Assim, mesmo que praticamente indefensável nos aspectos primordiais narrativos, vesti a toga de defensor público e acabei comprando aqueles três insanos sujeitos que, no mundo ideal, mereceriam um filme cheio de riscos e possibilidades alucinantes. Da maneira que é, porém, “Guerra é Guerra!” é um entretenimento passável. Nada mais.

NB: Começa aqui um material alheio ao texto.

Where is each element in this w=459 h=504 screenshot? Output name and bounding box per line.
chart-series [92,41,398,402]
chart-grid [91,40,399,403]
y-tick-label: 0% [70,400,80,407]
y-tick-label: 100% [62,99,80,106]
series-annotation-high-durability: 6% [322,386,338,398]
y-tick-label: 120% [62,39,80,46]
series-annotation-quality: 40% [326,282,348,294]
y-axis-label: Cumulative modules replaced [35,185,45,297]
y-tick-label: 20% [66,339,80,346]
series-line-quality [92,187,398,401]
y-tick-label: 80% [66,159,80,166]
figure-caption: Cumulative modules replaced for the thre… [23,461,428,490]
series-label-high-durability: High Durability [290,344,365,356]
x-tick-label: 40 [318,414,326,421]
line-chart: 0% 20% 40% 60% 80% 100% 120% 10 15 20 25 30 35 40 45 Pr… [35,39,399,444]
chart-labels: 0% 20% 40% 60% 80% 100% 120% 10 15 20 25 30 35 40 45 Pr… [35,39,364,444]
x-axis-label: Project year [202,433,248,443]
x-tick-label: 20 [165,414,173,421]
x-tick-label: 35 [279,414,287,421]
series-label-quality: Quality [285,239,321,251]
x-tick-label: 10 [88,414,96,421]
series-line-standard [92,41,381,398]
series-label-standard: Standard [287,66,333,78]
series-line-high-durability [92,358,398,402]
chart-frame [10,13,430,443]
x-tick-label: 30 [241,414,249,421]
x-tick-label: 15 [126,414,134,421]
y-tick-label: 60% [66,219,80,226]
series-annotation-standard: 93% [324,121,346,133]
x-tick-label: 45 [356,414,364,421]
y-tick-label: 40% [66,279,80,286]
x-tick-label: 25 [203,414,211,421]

Crítico de cinema filiado a Critics Choice Association, à Associação Brasileira de Críticos de Cinema, a Online Film Critics Society e a Fipresci. Atuou no júri da 39ª Mostra Internacional de Cinema em São Paulo/SP, do 12º Fest Aruana em João Pessoa/PB, do 24º Tallinn Black Nights Film na Estônia, do 47º TIFF – Festival Internacional de Cinema em Toronto. Ministrante do Laboratório de Crítica Cinematográfica na 1ª Mostra Internacional de Cinema em São Luís (MA) e Professor Convidado do Curso Técnico em Cinema do Instituto Estadual do Maranhão (IEMA), na disciplina Crítica Cinematográfica. Concluiu o curso de Filmmaking da New York Film Academy, no Rio de Janeiro (RJ) em 2013. Participou como co-autor dos livros 100 melhores filmes brasileiros (Letramento, 2016), Documentário brasileiro: 100 filmes essenciais (Letramento, 2017) e Animação Brasileira – 100 Filmes Essenciais (Letramento, 2018). Criou o Cinema com Crítica em fevereiro de 2010 e o Clube do Crítico em junho de 2020.
3 comentários em “Guerra é Guerra!”
Preciso dizer que eu fui assistir a esse filme com certo preconceito, mas acabei me divertindo tão logo ignorei a previsibilidade do filme. Até ri em alguns momentos, principalmente na parte da lama com gravetos e dedadas no quadro.
Tenho tendencia ao sadomasoquismo cinematográfico. Dito isso, vi o trailer do Guerra é Guerra e achei muito bacana, aguardando bastante sua estreia. Pena que ele lançou quando estava atolado de coisas, portanto não deu para eu conferir nas telonas. Agora é ir atrás dele depois… Aparentemente, é divertido como imaginei, e problemático como imaginei também. Deve valer como um bom passatempo!
Me diverti muito com o filme, vc viaja em um mundo que só existe no cinema, sem as verdades duras e cruéis do dia a dia. Momento de descontração porque afinal e pra isso que serve o cinema.